Diese Satzung tritt am Tag nach ihrer öffentlichen Bekanntmachung in Kraft. Gleichzeitig tritt die Bekanntmachungssatzung vom 19.07.2000 außer Kraft.   

Sayda, 21.04.2004       

H. Wagner Bürgermeister    

Hinweis nach § 4 Abs. 4 der Gemeindeordnung für den Freistaat Sachsen (SächsGemO)

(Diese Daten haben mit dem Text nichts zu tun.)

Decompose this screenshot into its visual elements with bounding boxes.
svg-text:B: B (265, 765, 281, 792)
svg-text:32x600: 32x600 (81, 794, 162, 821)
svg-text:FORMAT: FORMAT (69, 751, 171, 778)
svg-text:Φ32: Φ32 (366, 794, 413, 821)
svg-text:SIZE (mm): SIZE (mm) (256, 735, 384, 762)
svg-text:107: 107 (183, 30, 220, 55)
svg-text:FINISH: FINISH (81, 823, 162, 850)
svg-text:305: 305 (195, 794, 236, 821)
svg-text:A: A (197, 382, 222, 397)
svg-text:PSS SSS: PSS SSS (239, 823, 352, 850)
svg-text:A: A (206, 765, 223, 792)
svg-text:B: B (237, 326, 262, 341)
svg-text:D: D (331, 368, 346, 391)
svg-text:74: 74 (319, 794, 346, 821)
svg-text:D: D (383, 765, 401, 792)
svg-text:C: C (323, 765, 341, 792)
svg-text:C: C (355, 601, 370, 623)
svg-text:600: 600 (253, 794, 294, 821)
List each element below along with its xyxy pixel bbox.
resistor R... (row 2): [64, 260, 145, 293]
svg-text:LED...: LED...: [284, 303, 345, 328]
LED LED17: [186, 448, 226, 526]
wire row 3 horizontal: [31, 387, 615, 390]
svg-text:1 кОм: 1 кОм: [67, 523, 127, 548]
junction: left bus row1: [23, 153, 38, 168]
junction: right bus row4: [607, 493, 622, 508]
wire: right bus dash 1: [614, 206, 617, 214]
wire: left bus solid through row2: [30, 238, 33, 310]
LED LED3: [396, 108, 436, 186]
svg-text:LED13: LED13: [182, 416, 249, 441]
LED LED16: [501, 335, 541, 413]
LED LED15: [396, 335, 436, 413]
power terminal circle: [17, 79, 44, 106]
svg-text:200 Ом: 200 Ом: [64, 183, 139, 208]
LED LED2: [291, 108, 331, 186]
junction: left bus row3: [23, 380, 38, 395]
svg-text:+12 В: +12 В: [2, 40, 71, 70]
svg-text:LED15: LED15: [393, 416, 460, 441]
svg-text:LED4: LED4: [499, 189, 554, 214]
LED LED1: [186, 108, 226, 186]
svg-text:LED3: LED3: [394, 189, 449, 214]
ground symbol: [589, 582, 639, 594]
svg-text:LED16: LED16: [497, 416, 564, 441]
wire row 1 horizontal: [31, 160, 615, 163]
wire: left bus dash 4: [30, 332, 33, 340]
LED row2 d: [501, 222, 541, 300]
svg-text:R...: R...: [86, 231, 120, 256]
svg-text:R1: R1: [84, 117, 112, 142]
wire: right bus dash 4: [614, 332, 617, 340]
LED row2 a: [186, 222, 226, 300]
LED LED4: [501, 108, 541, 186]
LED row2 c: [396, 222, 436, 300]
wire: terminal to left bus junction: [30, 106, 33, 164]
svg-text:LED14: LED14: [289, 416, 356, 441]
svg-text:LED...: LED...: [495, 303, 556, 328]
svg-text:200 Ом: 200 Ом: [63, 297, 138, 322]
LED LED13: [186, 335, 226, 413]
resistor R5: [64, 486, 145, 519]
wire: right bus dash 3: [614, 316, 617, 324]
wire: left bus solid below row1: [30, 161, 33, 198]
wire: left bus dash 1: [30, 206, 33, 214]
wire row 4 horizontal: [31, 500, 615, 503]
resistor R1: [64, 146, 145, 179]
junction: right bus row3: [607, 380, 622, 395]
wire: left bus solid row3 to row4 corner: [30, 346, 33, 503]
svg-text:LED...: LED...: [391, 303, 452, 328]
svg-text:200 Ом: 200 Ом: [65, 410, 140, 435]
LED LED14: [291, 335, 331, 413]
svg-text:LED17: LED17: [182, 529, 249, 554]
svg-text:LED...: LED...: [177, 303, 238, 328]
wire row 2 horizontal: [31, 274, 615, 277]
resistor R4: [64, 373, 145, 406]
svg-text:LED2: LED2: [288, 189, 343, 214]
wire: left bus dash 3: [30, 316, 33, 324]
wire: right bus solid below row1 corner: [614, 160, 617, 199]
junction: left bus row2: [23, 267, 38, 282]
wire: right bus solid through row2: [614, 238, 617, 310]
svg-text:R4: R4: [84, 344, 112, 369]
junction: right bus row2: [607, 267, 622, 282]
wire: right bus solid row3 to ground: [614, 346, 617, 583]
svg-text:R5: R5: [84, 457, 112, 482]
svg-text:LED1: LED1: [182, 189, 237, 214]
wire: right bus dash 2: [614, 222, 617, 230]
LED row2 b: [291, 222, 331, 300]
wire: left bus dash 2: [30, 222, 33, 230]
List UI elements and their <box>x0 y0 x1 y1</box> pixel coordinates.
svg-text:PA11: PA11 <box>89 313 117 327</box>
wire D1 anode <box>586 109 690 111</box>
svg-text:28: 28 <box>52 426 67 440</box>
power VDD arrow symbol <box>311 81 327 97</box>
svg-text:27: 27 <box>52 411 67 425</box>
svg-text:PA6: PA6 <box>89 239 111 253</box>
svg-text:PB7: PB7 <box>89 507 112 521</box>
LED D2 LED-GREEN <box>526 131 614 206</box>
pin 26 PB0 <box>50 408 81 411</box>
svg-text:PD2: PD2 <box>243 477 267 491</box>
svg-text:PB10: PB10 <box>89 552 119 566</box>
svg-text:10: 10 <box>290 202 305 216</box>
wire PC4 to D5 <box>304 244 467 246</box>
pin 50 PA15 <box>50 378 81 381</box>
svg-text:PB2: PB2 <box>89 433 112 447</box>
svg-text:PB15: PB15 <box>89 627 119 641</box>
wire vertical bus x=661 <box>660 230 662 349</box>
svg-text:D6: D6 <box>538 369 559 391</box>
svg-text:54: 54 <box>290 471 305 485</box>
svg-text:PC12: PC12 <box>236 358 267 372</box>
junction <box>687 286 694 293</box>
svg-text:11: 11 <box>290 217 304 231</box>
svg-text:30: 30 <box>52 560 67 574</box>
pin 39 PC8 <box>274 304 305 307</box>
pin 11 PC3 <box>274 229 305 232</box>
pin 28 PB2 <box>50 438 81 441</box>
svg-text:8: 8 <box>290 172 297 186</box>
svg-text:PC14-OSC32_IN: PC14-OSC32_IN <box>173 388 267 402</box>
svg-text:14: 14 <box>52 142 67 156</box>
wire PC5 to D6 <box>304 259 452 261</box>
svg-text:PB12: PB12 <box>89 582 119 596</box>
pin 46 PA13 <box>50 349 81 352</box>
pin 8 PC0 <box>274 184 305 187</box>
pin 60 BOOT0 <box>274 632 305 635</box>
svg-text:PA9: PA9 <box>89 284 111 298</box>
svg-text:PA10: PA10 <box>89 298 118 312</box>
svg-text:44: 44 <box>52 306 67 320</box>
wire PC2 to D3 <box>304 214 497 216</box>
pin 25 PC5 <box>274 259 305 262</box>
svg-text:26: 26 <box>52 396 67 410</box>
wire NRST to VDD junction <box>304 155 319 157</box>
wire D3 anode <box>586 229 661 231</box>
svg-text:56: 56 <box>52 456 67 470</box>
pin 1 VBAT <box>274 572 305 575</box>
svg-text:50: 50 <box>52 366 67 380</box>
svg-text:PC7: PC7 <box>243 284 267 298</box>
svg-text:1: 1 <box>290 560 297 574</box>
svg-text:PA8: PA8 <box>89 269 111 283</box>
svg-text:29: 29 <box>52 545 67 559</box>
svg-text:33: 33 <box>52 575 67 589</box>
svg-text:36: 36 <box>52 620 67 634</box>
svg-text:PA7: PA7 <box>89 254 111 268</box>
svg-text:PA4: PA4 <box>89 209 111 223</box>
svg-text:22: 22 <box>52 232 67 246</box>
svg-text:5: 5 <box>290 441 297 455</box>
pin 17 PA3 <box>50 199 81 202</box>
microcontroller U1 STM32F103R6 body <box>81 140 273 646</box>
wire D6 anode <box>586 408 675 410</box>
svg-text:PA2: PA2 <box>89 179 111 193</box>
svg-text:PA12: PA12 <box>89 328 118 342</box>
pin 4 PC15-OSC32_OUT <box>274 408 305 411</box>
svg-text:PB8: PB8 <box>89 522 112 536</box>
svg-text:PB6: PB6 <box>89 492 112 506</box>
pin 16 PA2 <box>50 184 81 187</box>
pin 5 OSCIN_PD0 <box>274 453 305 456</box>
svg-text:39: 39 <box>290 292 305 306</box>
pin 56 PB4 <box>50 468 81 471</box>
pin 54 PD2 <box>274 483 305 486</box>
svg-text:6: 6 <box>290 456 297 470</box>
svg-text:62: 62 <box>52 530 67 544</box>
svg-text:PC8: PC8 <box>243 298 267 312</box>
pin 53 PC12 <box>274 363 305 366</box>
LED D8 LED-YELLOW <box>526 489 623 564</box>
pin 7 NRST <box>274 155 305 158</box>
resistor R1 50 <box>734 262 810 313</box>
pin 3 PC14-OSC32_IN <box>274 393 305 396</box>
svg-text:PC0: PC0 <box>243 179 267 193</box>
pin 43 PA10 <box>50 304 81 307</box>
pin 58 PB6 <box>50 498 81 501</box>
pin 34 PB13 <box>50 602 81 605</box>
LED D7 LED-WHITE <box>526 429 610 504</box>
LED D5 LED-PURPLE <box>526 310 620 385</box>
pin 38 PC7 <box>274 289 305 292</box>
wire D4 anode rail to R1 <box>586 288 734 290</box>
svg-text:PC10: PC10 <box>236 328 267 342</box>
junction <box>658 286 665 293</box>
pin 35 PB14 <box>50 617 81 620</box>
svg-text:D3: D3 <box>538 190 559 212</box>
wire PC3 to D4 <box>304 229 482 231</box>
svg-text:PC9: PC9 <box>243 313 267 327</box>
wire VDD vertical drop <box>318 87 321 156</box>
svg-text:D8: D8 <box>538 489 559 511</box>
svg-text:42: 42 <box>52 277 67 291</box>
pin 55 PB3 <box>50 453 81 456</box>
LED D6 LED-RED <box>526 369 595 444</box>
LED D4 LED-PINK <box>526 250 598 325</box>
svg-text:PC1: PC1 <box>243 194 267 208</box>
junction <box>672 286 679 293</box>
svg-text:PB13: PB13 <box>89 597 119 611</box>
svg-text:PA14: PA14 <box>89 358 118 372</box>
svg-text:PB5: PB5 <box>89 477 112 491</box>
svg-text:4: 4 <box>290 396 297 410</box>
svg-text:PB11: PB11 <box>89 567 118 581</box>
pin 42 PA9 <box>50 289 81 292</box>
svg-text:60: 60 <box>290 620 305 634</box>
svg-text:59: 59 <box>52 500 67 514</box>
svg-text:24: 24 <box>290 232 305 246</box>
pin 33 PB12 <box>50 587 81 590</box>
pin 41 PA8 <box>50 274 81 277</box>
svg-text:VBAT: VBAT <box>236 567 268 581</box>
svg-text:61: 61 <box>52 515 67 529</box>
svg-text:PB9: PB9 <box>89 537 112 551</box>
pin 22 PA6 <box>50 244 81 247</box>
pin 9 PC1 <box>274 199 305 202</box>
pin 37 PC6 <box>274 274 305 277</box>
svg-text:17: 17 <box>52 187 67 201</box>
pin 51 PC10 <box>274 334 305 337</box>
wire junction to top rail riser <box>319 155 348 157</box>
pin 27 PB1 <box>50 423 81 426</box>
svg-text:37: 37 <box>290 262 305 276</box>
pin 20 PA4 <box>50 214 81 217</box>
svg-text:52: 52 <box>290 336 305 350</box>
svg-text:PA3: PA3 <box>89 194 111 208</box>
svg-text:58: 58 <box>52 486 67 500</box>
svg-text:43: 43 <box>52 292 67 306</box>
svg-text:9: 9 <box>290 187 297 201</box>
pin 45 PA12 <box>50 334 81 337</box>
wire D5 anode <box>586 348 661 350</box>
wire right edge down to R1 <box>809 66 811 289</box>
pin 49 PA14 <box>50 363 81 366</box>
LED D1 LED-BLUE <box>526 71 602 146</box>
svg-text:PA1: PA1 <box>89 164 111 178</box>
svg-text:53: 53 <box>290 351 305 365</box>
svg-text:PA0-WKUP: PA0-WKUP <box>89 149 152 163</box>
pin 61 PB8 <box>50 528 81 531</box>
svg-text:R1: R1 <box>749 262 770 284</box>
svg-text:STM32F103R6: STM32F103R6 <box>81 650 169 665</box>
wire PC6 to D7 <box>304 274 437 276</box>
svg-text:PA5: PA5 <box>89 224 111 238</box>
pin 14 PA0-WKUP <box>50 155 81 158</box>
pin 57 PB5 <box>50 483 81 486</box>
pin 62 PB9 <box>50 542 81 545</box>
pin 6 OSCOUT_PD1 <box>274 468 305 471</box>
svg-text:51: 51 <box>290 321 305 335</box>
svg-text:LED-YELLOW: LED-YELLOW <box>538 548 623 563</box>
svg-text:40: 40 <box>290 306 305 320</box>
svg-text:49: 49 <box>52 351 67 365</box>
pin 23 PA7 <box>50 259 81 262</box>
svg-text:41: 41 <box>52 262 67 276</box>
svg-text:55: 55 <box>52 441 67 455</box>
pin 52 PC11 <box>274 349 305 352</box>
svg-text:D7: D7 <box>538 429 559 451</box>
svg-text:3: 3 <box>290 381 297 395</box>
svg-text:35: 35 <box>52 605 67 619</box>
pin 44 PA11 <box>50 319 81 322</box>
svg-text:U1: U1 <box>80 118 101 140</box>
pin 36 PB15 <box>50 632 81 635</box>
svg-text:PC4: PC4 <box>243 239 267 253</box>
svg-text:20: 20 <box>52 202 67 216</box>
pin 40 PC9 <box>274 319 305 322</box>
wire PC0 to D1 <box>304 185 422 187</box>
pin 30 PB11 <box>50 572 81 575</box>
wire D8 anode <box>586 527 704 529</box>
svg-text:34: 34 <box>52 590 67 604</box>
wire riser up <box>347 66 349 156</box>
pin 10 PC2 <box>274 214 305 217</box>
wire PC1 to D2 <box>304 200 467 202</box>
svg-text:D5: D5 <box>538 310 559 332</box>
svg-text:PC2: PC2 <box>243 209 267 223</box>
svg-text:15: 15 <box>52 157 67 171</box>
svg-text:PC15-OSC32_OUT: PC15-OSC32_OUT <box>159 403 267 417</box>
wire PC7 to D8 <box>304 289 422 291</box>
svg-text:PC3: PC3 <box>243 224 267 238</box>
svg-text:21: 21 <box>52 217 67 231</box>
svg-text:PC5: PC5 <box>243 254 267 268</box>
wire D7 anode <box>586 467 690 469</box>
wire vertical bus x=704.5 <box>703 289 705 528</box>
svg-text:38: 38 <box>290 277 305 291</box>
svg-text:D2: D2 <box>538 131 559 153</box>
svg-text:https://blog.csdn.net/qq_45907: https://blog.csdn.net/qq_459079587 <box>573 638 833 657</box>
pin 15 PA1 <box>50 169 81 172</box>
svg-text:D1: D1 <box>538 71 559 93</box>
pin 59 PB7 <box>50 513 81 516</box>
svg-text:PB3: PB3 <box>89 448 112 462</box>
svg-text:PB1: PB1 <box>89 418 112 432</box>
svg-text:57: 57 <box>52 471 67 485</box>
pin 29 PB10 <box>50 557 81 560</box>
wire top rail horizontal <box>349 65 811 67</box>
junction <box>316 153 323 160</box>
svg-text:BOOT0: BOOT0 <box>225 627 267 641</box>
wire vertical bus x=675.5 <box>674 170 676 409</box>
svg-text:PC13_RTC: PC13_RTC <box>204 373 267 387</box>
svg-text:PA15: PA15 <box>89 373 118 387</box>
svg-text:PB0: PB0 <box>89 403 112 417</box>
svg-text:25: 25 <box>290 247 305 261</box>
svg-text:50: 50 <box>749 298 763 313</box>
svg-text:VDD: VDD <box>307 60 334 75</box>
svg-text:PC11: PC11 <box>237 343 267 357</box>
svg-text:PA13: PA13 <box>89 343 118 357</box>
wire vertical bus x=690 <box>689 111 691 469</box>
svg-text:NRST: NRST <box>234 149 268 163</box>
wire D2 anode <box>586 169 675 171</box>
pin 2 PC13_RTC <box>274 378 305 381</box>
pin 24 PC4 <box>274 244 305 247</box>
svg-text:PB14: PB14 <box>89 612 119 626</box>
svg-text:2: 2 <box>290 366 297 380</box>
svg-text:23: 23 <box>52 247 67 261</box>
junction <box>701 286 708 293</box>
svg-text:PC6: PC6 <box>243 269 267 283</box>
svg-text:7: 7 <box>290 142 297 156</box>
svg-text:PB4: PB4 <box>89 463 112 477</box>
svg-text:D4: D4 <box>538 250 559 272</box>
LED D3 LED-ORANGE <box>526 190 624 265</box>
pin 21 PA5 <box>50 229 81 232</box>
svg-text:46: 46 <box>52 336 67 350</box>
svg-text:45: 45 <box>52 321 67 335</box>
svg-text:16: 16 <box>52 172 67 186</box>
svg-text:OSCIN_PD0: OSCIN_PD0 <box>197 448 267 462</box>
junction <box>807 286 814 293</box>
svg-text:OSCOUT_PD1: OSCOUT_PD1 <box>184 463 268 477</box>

Nach § 4 Abs. 4 Satz 1 SächsGemO gelten Satzungen, die unter Verletzung von Verfahrens- und  Formvorschriften  der  SächsGemO  zustande  gekommen  sind,  ein  Jahr  nach  ihrer  Bekanntmachung als von Anfang an gültig zustande gekommen.  Dies gilt nicht, wenn

  1. die Ausfertigung der Satzung nicht oder fehlerhaft erfolgt ist,
  2. Vorschriften  über  die  Öffentlichkeit  der  Sitzungen,  die  Genehmigung  oder  die  Bekanntmachung der Satzung verletzt worden ist,
  3. der Bürgermeister dem Beschluss nach § 52 Abs. 2 wegen Gesetzeswidrigkeit widersprochen hat,
  4. vor Ablauf der in § 4 Abs. 4 Satz 1 der SächsGemO genannten Frist
    a)  die Rechtsaufsichtsbehörde den Beschluss beanstandet hat oder
    b)  die  Verletzung  der  Verfahrens-  und  Formvorschrift  gegenüber  der  Gemeinde  unter  Bezeichnung  des  Sachverhaltes,  der  die  Verletzung  begründen soll, schriftlich geltend gemacht worden ist. Ist eine Verletzung nach den Ziffern 3 oder 4 geltend gemacht worden, so kann nach Ablauf der  in  § 4  Abs. 4  Satz  1  SächsGemO  genannten  Frist  jedermann  diese Verletzung  geltend machen.